Electronic mail has several English spelling options that occasionally prove cause for vehement disagreement.

  • e-mail is the most common form in print, and is recommended by some prominent journalistic and technical style guides. According to Corpus of Contemporary American English data, this is the form that appears most frequently in edited, published American English and British English writing.
  • email is the most common form used online, and is required by IETF Requests for Comment and working groups and increasingly by style guides. This spelling also appears in most dictionaries.
  • mail was the form used in the original RFC. The service is referred to as mail and a single piece of electronic mail is called a message.
  • eMail, capitalizing only the letter M, was common among ARPANET users and the early developers of Unix, CMS, AppleLink, eWorld, AOL, GEnie, and Hotmail.

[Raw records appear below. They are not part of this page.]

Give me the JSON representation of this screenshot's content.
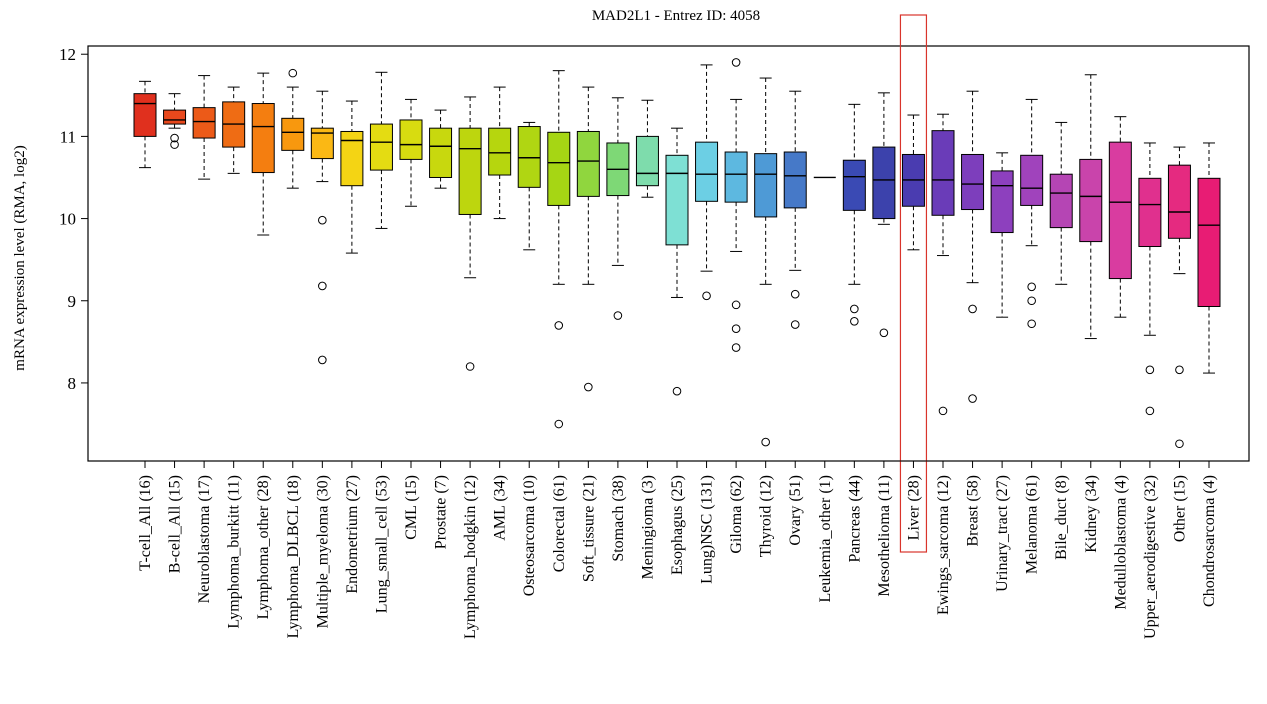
{
  "chart_data": {
    "type": "box",
    "title": "MAD2L1 - Entrez ID: 4058",
    "ylabel": "mRNA expression level (RMA, log2)",
    "xlabel": "",
    "ylim": [
      7.05,
      12.1
    ],
    "yticks": [
      "8",
      "9",
      "10",
      "11",
      "12"
    ],
    "ytick_values": [
      8,
      9,
      10,
      11,
      12
    ],
    "highlighted_category": "Liver (28)",
    "highlight_color": "#d9342b",
    "categories": [
      {
        "label": "T-cell_All (16)",
        "color": "#e0301e",
        "q1": 11.0,
        "median": 11.4,
        "q3": 11.52,
        "low": 10.62,
        "high": 11.67,
        "outliers": []
      },
      {
        "label": "B-cell_All (15)",
        "color": "#e8481c",
        "q1": 11.15,
        "median": 11.2,
        "q3": 11.32,
        "low": 11.1,
        "high": 11.52,
        "outliers": [
          10.98,
          10.9
        ]
      },
      {
        "label": "Neuroblastoma (17)",
        "color": "#ec5a18",
        "q1": 10.98,
        "median": 11.18,
        "q3": 11.35,
        "low": 10.48,
        "high": 11.74,
        "outliers": []
      },
      {
        "label": "Lymphoma_burkitt (11)",
        "color": "#ef6c14",
        "q1": 10.87,
        "median": 11.15,
        "q3": 11.42,
        "low": 10.55,
        "high": 11.6,
        "outliers": []
      },
      {
        "label": "Lymphoma_other (28)",
        "color": "#f47e10",
        "q1": 10.56,
        "median": 11.12,
        "q3": 11.4,
        "low": 9.8,
        "high": 11.77,
        "outliers": []
      },
      {
        "label": "Lymphoma_DLBCL (18)",
        "color": "#f8980e",
        "q1": 10.83,
        "median": 11.05,
        "q3": 11.22,
        "low": 10.37,
        "high": 11.6,
        "outliers": [
          11.77
        ]
      },
      {
        "label": "Multiple_myeloma (30)",
        "color": "#fbb814",
        "q1": 10.73,
        "median": 11.04,
        "q3": 11.1,
        "low": 10.45,
        "high": 11.55,
        "outliers": [
          9.98,
          9.18,
          8.28
        ]
      },
      {
        "label": "Endometrium (27)",
        "color": "#f4d414",
        "q1": 10.4,
        "median": 10.95,
        "q3": 11.06,
        "low": 9.58,
        "high": 11.43,
        "outliers": []
      },
      {
        "label": "Lung_small_cell (53)",
        "color": "#e4dc12",
        "q1": 10.59,
        "median": 10.93,
        "q3": 11.15,
        "low": 9.88,
        "high": 11.78,
        "outliers": []
      },
      {
        "label": "CML (15)",
        "color": "#d8dc10",
        "q1": 10.72,
        "median": 10.9,
        "q3": 11.2,
        "low": 10.15,
        "high": 11.45,
        "outliers": []
      },
      {
        "label": "Prostate (7)",
        "color": "#c8d80e",
        "q1": 10.5,
        "median": 10.88,
        "q3": 11.1,
        "low": 10.37,
        "high": 11.32,
        "outliers": []
      },
      {
        "label": "Lymphoma_hodgkin (12)",
        "color": "#bdd60e",
        "q1": 10.05,
        "median": 10.85,
        "q3": 11.1,
        "low": 9.28,
        "high": 11.48,
        "outliers": [
          8.2
        ]
      },
      {
        "label": "AML (34)",
        "color": "#b6d60e",
        "q1": 10.53,
        "median": 10.8,
        "q3": 11.1,
        "low": 10.0,
        "high": 11.6,
        "outliers": []
      },
      {
        "label": "Osteosarcoma (10)",
        "color": "#b0d612",
        "q1": 10.38,
        "median": 10.74,
        "q3": 11.12,
        "low": 9.62,
        "high": 11.17,
        "outliers": []
      },
      {
        "label": "Colorectal (61)",
        "color": "#a6d614",
        "q1": 10.16,
        "median": 10.68,
        "q3": 11.05,
        "low": 9.2,
        "high": 11.8,
        "outliers": [
          8.7,
          7.5
        ]
      },
      {
        "label": "Soft_tissure (21)",
        "color": "#90d63e",
        "q1": 10.27,
        "median": 10.7,
        "q3": 11.06,
        "low": 9.2,
        "high": 11.6,
        "outliers": [
          7.95
        ]
      },
      {
        "label": "Stomach (38)",
        "color": "#7ed876",
        "q1": 10.28,
        "median": 10.6,
        "q3": 10.92,
        "low": 9.43,
        "high": 11.47,
        "outliers": [
          8.82
        ]
      },
      {
        "label": "Meningioma (3)",
        "color": "#7edcac",
        "q1": 10.4,
        "median": 10.55,
        "q3": 11.0,
        "low": 10.26,
        "high": 11.44,
        "outliers": []
      },
      {
        "label": "Esophagus (25)",
        "color": "#7ee0d4",
        "q1": 9.68,
        "median": 10.55,
        "q3": 10.77,
        "low": 9.04,
        "high": 11.1,
        "outliers": [
          7.9
        ]
      },
      {
        "label": "Lung)NSC (131)",
        "color": "#6ccfe4",
        "q1": 10.21,
        "median": 10.54,
        "q3": 10.93,
        "low": 9.36,
        "high": 11.87,
        "outliers": [
          9.06
        ]
      },
      {
        "label": "Giloma (62)",
        "color": "#5db8e0",
        "q1": 10.2,
        "median": 10.54,
        "q3": 10.81,
        "low": 9.6,
        "high": 11.45,
        "outliers": [
          11.9,
          8.95,
          8.66,
          8.43
        ]
      },
      {
        "label": "Thyroid (12)",
        "color": "#4e9ad6",
        "q1": 10.02,
        "median": 10.54,
        "q3": 10.79,
        "low": 9.2,
        "high": 11.71,
        "outliers": [
          7.28
        ]
      },
      {
        "label": "Ovary (51)",
        "color": "#4679c8",
        "q1": 10.13,
        "median": 10.52,
        "q3": 10.81,
        "low": 9.37,
        "high": 11.55,
        "outliers": [
          9.08,
          8.71
        ]
      },
      {
        "label": "Leukemia_other (1)",
        "color": "#3f5ebc",
        "q1": 10.5,
        "median": 10.5,
        "q3": 10.5,
        "low": 10.5,
        "high": 10.5,
        "outliers": []
      },
      {
        "label": "Pancreas (44)",
        "color": "#3a4ab4",
        "q1": 10.1,
        "median": 10.51,
        "q3": 10.71,
        "low": 9.2,
        "high": 11.39,
        "outliers": [
          8.9,
          8.75
        ]
      },
      {
        "label": "Mesothelioma (11)",
        "color": "#3c42ac",
        "q1": 10.0,
        "median": 10.47,
        "q3": 10.87,
        "low": 9.93,
        "high": 11.53,
        "outliers": [
          8.61
        ]
      },
      {
        "label": "Liver (28)",
        "color": "#4a3cb0",
        "q1": 10.15,
        "median": 10.47,
        "q3": 10.78,
        "low": 9.62,
        "high": 11.26,
        "outliers": []
      },
      {
        "label": "Ewings_sarcoma (12)",
        "color": "#6a3cb8",
        "q1": 10.04,
        "median": 10.47,
        "q3": 11.07,
        "low": 9.55,
        "high": 11.27,
        "outliers": [
          7.66
        ]
      },
      {
        "label": "Breast (58)",
        "color": "#7d3ebc",
        "q1": 10.11,
        "median": 10.42,
        "q3": 10.78,
        "low": 9.22,
        "high": 11.55,
        "outliers": [
          8.9,
          7.81
        ]
      },
      {
        "label": "Urinary_tract (27)",
        "color": "#8d40be",
        "q1": 9.83,
        "median": 10.4,
        "q3": 10.58,
        "low": 8.8,
        "high": 10.8,
        "outliers": []
      },
      {
        "label": "Melanoma (61)",
        "color": "#a043bc",
        "q1": 10.16,
        "median": 10.37,
        "q3": 10.77,
        "low": 9.67,
        "high": 11.45,
        "outliers": [
          9.17,
          9.0,
          8.72
        ]
      },
      {
        "label": "Bile_duct (8)",
        "color": "#b545b4",
        "q1": 9.89,
        "median": 10.31,
        "q3": 10.54,
        "low": 9.2,
        "high": 11.17,
        "outliers": []
      },
      {
        "label": "Kidney (34)",
        "color": "#c944ab",
        "q1": 9.72,
        "median": 10.27,
        "q3": 10.72,
        "low": 8.54,
        "high": 11.75,
        "outliers": []
      },
      {
        "label": "Medulloblastoma (4)",
        "color": "#d93ca0",
        "q1": 9.27,
        "median": 10.2,
        "q3": 10.93,
        "low": 8.8,
        "high": 11.24,
        "outliers": []
      },
      {
        "label": "Upper_aerodigestive (32)",
        "color": "#e0308e",
        "q1": 9.66,
        "median": 10.17,
        "q3": 10.49,
        "low": 8.58,
        "high": 10.92,
        "outliers": [
          8.16,
          7.66
        ]
      },
      {
        "label": "Other (15)",
        "color": "#e52a80",
        "q1": 9.76,
        "median": 10.08,
        "q3": 10.65,
        "low": 9.33,
        "high": 10.87,
        "outliers": [
          8.16,
          7.26
        ]
      },
      {
        "label": "Chondrosarcoma (4)",
        "color": "#e81c74",
        "q1": 8.93,
        "median": 9.92,
        "q3": 10.49,
        "low": 8.12,
        "high": 10.92,
        "outliers": []
      }
    ]
  }
}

  • EMail is a traditional form that has been used in RFCs for the "Author's Address", and is expressly required "for historical reasons".
  • E-mail is sometimes used, capitalizing the initial letter E as in similar abbreviations like E-piano, E-guitar, A-bomb, H-bomb, and C-section.

There is also some variety in the plural form of the term. In US English email is used as a mass noun (like the term mail for items sent through the postal system), but in British English it is more commonly used as a count noun with the plural emails.